Suara Pecari | Pameran dagang pertahanan terbesar di Eropa, Eurosatory, yang digelar di Villepinte, Paris, pekan ini seharusnya menjadi ajang unjuk gigi optimisme industri pertahanan Eropa. Lebih dari 2.000 peserta pameran, pejabat militer, politisi, dan pelaku industri berkumpul untuk menyaksikan kemajuan terbaru. Namun, di balik buku pesanan yang penuh, suasana justru dibayangi kekecewaan. Pasalnya, proyek jet tempur bersama kandas, Eropa hadapi dilema pertahanan yang semakin nyata. Ambisi untuk mengurangi ketergantungan pada Amerika Serikat melalui investasi ratusan miliar euro kini terancam gagal total.

Proyek ambisius Future Combat Air System (FCAS) yang digagas Prancis dan Jerman pada 2017 sebagai respons terhadap Brexit dan terpilihnya Donald Trump, praktis runtuh. Komponen utama program pesawat tempur generasi keenam itu dipastikan tidak akan dibangun secara bersama. Keputusan ini menjadi pukulan telak bagi upaya Eropa mencapai otonomi strategis. Proyek jet tempur bersama kandas, Eropa hadapi dilema pertahanan yang tidak hanya menyangkut teknologi, tetapi juga politik dan kepercayaan antarnegara.

Ketegangan antara Paris dan Berlin semakin terlihat jelas. Menteri Pertahanan Prancis, Catherine Vautrin, dalam pidato pembukaan Eurosatory pada Senin (15/6) sengaja menghindari topik FCAS. Sementara itu, Armin Papperger, CEO Rheinmetall, perusahaan pertahanan terbesar Jerman, mengungkapkan bahwa Prancis mempertimbangkan pemangkasan drastis pendanaan proyek. Meski belum final, pernyataan ini memicu kekhawatiran. Ulrike Franke dari European Council on Foreign Relations (ECFR) di Paris menegaskan bahwa peringatan tersebut harus ditanggapi serius.
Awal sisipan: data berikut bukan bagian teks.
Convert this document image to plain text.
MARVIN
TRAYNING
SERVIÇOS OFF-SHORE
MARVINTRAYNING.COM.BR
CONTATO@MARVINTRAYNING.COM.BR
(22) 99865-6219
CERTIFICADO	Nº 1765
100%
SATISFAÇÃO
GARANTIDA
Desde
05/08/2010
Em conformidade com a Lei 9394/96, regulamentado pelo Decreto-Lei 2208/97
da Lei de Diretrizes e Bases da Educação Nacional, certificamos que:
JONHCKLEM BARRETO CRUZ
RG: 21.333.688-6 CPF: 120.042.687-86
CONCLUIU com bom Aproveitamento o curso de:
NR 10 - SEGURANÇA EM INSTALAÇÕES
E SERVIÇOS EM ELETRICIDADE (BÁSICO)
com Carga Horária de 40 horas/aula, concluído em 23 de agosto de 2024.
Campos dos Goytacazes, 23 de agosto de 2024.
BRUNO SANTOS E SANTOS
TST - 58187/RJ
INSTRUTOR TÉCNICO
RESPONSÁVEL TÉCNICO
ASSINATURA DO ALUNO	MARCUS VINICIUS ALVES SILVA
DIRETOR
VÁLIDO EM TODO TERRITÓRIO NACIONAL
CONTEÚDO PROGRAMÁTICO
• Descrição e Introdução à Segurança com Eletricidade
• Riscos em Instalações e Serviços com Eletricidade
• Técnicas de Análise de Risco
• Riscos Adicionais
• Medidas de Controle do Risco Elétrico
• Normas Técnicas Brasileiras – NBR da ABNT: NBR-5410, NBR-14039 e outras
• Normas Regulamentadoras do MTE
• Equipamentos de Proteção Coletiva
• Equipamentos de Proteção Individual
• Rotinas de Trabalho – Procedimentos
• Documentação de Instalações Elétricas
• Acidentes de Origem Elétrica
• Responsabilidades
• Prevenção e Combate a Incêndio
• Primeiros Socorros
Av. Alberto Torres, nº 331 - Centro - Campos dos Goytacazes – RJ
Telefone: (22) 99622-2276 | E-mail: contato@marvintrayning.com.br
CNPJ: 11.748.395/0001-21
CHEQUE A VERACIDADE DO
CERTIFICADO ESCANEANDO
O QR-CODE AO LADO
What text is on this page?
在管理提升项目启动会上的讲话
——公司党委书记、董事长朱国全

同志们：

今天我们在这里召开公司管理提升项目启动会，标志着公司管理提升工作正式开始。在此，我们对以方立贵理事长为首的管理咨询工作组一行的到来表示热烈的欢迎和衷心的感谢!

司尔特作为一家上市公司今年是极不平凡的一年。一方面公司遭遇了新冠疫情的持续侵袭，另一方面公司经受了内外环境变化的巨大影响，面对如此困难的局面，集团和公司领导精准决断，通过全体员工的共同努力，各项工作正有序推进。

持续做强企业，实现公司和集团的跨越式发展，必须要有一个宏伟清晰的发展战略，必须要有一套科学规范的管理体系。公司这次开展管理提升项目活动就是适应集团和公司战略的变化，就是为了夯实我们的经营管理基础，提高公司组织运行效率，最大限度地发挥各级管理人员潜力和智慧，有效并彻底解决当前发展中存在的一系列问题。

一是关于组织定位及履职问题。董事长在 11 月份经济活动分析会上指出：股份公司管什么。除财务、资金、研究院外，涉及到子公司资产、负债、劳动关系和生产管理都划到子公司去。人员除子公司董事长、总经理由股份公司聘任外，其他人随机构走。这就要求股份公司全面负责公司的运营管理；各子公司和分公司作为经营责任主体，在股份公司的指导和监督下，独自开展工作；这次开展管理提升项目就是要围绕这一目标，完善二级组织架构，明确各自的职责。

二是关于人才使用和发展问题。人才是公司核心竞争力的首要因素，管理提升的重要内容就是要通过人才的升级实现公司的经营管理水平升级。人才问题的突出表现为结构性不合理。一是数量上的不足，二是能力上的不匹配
Ia menambahkan bahwa proyek tank tempur bersama Main Ground Combat System (MGCS) yang menyertai FCAS juga menghadapi kesulitan serupa.

MGCS yang dikawal Jerman sejak awal berkembang lebih lambat dibandingkan FCAS. Kementerian Pertahanan Jerman mengklaim bahwa kedua negara sepakat melanjutkan pengembangan dengan pendekatan ‘tidak bergantung pada platform’, fokus pada elemen inti. Namun, langkah ini justru dianggap membuat konsep tank tempur utama bersama menjadi tidak relevan. Proyek jet tempur bersama kandas, Eropa hadapi dilema pertahanan yang kian kompleks: antara mempertahankan ambisi otonomi atau realistis dengan keterbatasan anggaran dan perbedaan kepentingan nasional.
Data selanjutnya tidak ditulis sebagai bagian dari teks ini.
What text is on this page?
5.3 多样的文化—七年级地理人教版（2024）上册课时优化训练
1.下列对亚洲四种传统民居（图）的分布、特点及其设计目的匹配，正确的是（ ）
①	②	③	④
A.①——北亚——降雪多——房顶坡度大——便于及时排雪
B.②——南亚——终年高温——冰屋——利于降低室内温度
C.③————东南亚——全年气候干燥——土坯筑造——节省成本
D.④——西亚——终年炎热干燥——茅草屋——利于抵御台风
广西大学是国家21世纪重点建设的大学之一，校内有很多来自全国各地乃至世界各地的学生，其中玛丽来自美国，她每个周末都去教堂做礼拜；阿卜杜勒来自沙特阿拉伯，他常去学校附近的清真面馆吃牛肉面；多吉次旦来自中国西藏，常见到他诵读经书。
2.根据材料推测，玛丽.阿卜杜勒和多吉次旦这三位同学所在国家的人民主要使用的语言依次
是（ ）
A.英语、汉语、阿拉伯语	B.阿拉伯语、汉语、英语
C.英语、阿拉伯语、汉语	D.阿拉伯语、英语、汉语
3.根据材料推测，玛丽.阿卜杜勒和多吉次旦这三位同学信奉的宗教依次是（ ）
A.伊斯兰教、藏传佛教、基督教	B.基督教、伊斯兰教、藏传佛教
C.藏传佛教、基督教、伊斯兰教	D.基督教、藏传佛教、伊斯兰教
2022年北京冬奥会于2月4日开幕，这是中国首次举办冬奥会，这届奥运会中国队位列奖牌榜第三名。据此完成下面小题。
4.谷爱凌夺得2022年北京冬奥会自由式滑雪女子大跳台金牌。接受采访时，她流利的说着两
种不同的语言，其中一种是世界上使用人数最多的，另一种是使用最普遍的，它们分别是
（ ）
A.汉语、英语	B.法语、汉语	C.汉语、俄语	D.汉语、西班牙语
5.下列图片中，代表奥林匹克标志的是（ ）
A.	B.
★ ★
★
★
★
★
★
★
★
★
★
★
Kegagalan FCAS dan MGCS bukan sekadar masalah teknis, melainkan cerminan retaknya hubungan Prancis-Jerman yang menjadi motor integrasi Eropa. Jika kedua proyek ini benar-benar kandas, maka mimpi Eropa untuk memiliki kemampuan pertahanan mandiri akan semakin jauh. Para pengamat menilai bahwa tanpa kerja sama yang solid, Eropa akan terus bergantung pada AS, terutama di tengah ketidakpastian global seperti perang dagang China-Uni Eropa dan potensi konflik lainnya. Proyek jet tempur bersama kandas, Eropa hadapi dilema pertahanan yang harus segera dicari solusinya sebelum ambisi otonomi strategis benar-benar sirna.
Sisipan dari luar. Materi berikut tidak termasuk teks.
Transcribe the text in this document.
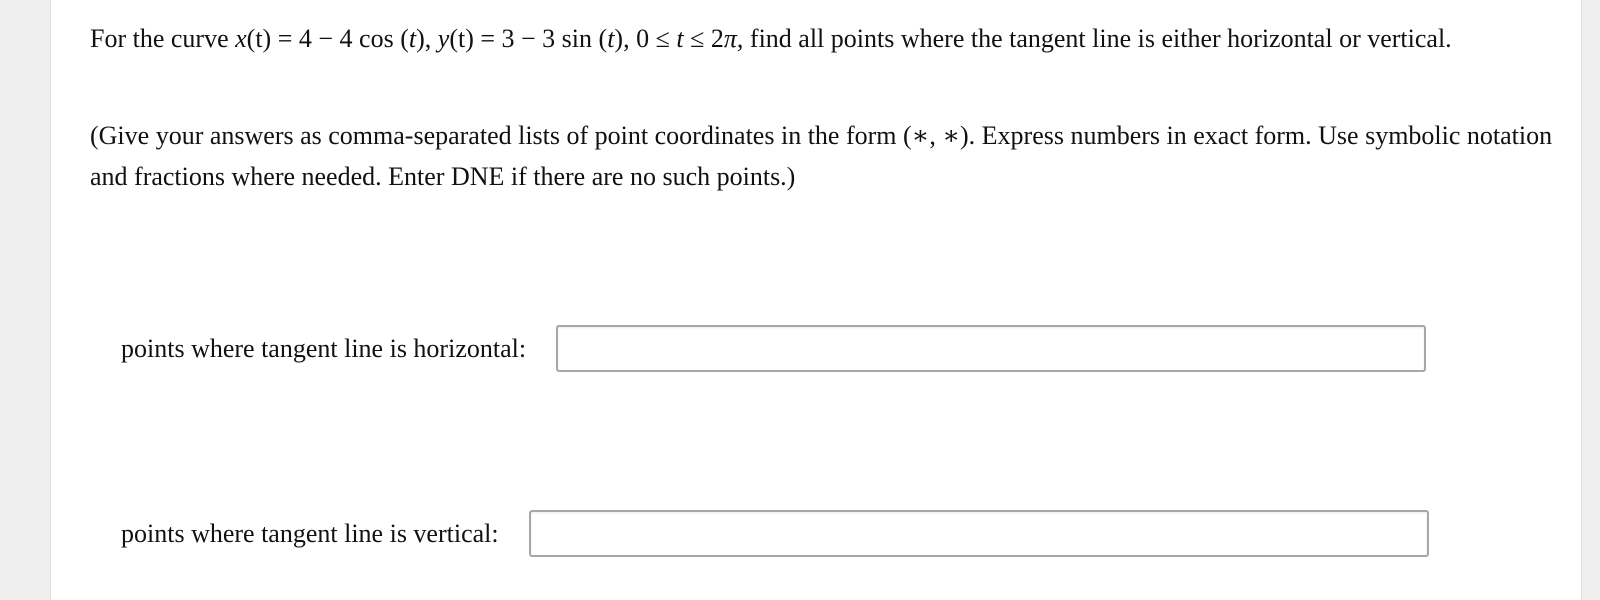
For the curve x(t) = 4 − 4 cos (t), y(t) = 3 − 3 sin (t), 0 ≤ t ≤ 2π, find all points where the tangent line is either horizontal or vertical.
(Give your answers as comma-separated lists of point coordinates in the form (∗, ∗). Express numbers in exact form. Use symbolic notation and fractions where needed. Enter DNE if there are no such points.)
points where tangent line is horizontal:
points where tangent line is vertical:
Kesimpulannya, momentum Eurosatory yang seharusnya menjadi ajang kebangkitan industri pertahanan Eropa justru berubah menjadi pengingat pahit. Kegagalan proyek bersama ini menunjukkan bahwa tanpa komitmen politik yang kuat dan pembagian peran yang jelas, upaya Eropa untuk melepaskan diri dari ketergantungan AS akan terus menemui jalan buntu. Saatnya para pemimpin Eropa duduk bersama untuk merumuskan ulang strategi pertahanan kolektif, sebelum dilema ini berubah menjadi krisis yang tak terkendali.

Artikel ini dipublikasikan oleh Suara Pecari.